Another big unknown, in most cases, is what a funder’s context and assumptions might be when it comes to indirect costs. As grant seekers, we worry about reinforcing a program officer’s assumption that “high” overhead is wasteful or a sign that you aren’t investing enough in your programs, even though the number reflects actual indirect costs and investments you need to achieve program effectiveness. This charged assumption deters nonprofit organizations from initiating these conversations.

Therefore, what can we, as nonprofit leaders, do to advocate for ourselves and help funders understand what it takes to make a typical nonprofit financially sustainable? The common default is to say nothing and hope that the program officer brings the indirect-costs issue up. But that is just a reactive strategy and rarely advances the conversation. As for how to be proactive, we, like the larger field, are still at an early stage of figuring this out. When applying for grants, we assess whether the funder has any relevant guidance about acceptable indirect-cost rates, and as a default we ensure that our development and finance staffs include at least a modest indirect rate, if allowed. However, there are still power dynamics in play, and it will remain hard to raise this issue if the funder’s guidelines say nothing about indirect costs or if the guidelines include a cap. And even funders that say they will cover indirect costs may place different restrictions on which ones and at what rate.

We have not yet made a consistent push to use what we learned from the pilot analysis to strengthen our approach to counter the prevailing notion that overhead is bad. We expect it to be easier to talk about all this with existing donors than with prospective new ones. The more this conversation is had openly in the field, the easier it will be for us, and other nonprofits, to consistently advocate for the resources we need to make our programs and organizations successful.

We think there is at least one simple thing that funders could do now as the first step toward more open conversation: state on their websites and in their grant guidelines their approach to indirect costs. In addition, indicate whether they are open to discussing costs with grant seekers — an approach that is now relatively rare. Even if funders largely stick to their existing caps, just opening space for grant seekers to make their case would transform the situation to one of analysis and inquiry rather than assumptions and lack of dialogue.
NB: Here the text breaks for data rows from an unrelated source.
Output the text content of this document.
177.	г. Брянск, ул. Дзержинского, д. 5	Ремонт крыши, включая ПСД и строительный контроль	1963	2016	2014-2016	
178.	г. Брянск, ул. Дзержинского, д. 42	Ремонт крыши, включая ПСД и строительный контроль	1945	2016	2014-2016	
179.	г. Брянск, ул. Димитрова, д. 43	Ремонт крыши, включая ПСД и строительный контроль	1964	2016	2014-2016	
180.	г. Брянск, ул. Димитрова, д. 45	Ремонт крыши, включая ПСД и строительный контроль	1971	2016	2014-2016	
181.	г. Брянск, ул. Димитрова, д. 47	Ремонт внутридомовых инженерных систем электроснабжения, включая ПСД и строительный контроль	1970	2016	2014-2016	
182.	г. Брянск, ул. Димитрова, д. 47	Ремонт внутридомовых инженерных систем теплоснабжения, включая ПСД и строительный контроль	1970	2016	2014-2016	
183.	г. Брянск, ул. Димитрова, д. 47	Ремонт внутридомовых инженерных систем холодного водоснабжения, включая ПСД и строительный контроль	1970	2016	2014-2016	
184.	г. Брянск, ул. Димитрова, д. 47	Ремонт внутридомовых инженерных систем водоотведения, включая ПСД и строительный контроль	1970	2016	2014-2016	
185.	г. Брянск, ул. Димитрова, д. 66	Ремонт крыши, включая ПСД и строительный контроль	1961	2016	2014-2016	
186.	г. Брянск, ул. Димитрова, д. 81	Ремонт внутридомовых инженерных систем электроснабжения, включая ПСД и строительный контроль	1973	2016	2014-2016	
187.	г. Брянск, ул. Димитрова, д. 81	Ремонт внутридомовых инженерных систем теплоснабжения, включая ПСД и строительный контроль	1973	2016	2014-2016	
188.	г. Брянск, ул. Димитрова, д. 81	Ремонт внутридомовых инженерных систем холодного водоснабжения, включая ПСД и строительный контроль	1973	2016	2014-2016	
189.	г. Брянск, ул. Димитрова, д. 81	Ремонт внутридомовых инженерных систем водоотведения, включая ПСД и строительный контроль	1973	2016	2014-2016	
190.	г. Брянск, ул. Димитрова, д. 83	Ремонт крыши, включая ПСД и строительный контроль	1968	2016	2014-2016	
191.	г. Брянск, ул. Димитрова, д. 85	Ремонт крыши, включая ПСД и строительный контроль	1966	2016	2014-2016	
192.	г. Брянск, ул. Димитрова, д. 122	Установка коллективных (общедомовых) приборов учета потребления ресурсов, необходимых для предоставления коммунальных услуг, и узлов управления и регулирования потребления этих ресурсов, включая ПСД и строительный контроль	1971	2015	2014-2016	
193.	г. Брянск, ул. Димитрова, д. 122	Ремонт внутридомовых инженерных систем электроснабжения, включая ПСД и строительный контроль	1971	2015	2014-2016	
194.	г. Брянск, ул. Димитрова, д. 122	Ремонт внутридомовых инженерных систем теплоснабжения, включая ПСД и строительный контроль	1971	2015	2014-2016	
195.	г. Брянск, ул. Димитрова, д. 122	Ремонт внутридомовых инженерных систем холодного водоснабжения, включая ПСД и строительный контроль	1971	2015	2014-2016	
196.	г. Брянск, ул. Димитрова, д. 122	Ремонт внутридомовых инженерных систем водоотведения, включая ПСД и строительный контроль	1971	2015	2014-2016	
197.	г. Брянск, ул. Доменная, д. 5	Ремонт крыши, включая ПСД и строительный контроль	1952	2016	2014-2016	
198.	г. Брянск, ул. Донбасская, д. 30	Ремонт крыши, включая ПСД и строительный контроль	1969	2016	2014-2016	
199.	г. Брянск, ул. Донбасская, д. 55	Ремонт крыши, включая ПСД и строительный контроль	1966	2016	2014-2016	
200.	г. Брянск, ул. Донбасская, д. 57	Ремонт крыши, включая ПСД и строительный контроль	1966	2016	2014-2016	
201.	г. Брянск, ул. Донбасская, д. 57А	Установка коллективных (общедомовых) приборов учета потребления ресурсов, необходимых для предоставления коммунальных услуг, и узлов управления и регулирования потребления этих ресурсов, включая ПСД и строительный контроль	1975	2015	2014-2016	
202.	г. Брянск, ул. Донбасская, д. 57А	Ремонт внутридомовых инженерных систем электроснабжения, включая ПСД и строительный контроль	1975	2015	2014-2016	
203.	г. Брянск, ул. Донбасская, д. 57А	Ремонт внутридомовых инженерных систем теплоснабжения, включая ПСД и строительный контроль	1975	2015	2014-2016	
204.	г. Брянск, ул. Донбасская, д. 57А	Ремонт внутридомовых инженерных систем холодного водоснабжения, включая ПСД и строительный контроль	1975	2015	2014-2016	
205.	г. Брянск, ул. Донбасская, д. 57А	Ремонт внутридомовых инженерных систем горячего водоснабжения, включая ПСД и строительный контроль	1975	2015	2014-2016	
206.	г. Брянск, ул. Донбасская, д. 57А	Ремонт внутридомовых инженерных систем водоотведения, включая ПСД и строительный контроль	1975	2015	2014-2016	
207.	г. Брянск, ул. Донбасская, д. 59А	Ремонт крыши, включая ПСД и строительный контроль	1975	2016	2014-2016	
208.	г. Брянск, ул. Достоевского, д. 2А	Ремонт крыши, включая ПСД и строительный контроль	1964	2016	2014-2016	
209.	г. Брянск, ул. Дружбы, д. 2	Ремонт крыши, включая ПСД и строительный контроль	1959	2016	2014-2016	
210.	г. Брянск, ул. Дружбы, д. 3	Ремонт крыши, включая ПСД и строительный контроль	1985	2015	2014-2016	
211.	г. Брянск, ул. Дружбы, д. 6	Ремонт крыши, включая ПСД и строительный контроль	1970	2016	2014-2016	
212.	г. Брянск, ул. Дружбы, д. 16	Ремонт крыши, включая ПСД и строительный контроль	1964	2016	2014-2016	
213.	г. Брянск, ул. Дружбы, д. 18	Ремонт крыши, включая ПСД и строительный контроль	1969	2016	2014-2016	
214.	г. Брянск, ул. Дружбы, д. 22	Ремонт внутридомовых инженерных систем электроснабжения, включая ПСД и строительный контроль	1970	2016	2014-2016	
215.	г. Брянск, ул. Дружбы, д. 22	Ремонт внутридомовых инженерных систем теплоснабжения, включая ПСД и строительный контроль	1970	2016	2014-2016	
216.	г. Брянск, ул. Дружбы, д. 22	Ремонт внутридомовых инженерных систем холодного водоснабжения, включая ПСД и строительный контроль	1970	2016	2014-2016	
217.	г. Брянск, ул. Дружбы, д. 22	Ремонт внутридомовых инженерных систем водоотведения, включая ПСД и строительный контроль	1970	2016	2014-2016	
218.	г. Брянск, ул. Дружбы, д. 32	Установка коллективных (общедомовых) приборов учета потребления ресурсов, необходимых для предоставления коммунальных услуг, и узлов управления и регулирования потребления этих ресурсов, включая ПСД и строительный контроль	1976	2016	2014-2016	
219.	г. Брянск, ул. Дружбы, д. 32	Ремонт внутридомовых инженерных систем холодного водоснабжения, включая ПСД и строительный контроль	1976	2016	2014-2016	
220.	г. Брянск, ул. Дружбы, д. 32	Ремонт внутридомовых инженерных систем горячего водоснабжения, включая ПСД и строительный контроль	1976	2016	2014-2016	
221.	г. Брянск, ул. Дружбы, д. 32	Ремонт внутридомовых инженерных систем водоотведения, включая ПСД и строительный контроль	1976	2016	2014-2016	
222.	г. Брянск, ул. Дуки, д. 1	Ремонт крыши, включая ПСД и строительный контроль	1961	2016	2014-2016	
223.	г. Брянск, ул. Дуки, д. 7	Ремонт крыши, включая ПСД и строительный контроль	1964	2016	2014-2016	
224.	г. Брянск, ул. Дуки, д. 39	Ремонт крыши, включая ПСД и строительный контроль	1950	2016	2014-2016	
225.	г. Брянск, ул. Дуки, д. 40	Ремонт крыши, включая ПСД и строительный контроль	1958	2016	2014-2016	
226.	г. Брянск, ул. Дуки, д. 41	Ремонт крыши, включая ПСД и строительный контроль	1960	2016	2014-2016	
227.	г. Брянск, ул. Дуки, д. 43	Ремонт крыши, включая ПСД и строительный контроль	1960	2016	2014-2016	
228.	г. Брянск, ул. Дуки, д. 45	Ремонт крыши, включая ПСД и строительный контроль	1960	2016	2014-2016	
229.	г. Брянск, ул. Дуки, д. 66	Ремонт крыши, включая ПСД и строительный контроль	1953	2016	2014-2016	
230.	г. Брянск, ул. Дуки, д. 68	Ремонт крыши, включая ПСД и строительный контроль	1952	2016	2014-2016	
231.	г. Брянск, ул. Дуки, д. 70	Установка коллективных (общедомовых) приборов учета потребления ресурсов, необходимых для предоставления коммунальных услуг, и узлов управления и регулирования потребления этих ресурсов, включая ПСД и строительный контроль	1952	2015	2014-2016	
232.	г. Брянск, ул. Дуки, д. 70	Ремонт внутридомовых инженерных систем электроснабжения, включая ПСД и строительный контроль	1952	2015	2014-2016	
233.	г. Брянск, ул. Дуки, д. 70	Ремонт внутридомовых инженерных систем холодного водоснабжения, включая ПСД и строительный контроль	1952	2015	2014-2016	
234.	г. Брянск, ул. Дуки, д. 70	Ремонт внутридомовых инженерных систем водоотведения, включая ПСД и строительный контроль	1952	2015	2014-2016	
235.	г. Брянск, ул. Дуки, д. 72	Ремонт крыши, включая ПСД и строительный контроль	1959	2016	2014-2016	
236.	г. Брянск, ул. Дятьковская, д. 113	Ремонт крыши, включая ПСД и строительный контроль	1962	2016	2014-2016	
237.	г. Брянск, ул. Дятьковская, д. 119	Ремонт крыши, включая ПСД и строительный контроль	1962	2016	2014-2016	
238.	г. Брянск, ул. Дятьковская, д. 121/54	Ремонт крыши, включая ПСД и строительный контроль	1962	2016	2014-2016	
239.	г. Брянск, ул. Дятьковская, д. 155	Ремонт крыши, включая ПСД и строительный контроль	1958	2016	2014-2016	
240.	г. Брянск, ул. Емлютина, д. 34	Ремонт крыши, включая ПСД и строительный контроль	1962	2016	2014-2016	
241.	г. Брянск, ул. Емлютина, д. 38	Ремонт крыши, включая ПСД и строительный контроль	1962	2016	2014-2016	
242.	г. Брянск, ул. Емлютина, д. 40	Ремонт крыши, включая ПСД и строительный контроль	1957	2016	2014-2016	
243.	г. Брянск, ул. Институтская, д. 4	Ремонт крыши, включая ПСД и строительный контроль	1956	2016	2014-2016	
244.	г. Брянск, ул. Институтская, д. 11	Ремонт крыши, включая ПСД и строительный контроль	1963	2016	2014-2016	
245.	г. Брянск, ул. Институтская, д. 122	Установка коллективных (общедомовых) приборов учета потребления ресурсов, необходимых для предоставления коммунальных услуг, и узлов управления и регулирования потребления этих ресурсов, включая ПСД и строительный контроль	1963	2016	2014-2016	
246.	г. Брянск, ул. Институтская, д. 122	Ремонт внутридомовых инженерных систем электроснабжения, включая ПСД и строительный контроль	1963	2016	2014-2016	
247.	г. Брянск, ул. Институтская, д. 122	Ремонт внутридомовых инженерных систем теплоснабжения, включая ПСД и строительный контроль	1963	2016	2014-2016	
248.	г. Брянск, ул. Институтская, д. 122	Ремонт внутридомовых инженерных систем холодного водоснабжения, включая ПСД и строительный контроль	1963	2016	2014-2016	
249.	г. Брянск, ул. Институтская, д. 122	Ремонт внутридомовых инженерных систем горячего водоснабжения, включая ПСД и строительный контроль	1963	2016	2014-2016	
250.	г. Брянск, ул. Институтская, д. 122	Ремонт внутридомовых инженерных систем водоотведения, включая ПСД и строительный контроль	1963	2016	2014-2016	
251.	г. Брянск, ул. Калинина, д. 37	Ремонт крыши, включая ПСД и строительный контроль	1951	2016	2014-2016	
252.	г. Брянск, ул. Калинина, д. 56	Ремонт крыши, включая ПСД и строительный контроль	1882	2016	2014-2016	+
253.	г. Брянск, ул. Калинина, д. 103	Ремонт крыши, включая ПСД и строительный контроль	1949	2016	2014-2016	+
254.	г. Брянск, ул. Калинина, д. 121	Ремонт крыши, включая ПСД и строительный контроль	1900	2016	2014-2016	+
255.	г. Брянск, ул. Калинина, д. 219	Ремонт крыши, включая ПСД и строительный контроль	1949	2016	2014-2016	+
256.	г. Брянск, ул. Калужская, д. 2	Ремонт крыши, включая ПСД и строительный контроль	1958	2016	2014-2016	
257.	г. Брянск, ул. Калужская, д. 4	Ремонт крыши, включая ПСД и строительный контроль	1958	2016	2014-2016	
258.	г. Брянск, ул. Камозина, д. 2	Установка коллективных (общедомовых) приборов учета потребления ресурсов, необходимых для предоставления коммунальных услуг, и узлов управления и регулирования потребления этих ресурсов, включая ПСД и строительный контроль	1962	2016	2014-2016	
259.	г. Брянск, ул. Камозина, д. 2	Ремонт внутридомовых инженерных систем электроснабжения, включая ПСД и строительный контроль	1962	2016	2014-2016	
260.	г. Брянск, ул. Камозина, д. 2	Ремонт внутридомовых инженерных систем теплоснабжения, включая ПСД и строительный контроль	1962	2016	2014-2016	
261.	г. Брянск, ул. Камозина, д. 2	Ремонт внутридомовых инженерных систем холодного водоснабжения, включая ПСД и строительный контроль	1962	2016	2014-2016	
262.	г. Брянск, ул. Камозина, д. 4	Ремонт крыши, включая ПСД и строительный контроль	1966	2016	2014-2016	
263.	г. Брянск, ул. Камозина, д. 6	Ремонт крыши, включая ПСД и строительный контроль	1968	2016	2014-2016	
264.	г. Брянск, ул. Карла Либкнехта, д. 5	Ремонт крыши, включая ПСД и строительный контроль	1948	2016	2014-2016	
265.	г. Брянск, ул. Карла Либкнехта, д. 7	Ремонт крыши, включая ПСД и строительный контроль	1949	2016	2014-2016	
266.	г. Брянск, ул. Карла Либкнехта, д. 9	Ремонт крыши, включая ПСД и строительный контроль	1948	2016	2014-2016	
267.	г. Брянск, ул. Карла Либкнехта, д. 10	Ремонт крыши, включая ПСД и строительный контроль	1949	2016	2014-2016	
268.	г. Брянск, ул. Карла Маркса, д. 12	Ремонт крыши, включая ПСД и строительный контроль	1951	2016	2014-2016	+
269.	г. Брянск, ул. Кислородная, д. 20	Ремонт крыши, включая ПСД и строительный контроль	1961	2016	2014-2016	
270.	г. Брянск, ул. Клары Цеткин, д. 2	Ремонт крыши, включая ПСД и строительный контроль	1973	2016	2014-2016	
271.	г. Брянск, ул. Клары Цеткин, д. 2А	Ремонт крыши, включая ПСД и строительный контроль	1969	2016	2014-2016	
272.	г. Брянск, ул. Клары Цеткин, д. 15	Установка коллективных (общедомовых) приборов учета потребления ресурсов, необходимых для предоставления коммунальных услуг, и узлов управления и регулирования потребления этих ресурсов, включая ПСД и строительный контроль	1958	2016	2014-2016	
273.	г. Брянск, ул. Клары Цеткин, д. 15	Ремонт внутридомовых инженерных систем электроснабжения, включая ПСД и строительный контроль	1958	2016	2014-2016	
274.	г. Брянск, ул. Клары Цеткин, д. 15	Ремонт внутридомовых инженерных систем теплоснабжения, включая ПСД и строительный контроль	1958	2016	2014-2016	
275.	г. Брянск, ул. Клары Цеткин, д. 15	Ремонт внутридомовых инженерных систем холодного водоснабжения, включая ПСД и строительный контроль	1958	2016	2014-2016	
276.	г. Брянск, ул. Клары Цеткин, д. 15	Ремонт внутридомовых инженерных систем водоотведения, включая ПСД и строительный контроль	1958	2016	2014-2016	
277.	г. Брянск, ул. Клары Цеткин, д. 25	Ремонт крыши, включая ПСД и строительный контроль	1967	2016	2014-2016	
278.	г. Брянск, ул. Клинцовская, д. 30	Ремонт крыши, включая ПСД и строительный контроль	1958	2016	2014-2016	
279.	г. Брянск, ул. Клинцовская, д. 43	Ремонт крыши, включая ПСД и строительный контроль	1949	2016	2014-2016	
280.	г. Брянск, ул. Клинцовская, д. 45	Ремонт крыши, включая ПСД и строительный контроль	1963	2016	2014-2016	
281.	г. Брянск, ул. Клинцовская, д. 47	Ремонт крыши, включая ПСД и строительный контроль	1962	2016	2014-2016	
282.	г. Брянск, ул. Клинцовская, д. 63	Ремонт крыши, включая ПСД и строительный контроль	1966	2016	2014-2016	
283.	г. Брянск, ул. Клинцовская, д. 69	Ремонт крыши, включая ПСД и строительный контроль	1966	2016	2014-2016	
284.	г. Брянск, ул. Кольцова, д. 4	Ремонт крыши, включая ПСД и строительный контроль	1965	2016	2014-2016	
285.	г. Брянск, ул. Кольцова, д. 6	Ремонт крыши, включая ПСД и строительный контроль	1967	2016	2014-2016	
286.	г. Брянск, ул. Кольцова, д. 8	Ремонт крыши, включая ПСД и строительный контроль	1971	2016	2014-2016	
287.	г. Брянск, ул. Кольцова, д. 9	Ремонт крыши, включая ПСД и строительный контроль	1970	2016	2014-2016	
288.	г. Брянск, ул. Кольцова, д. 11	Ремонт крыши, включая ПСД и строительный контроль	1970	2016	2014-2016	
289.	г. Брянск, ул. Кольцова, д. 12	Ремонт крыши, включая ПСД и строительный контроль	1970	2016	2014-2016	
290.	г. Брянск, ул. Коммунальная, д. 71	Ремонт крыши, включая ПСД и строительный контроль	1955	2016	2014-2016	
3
Nonprofits, of course, have to do their research and preparation for each proposal. But because of the power imbalance between grant seekers and grant makers, funders taking the lead in opening up this conversation could go a long way toward changing that dynamic.

Josh Solomon is chief operating officer of Generation Citizen, and Isa Ballard is finance manager. Generation Citizen works to ensure that every student in the United States receives an effective-action civics education, which provides them with the knowledge and skills necessary to participate in our democracy as active citizens.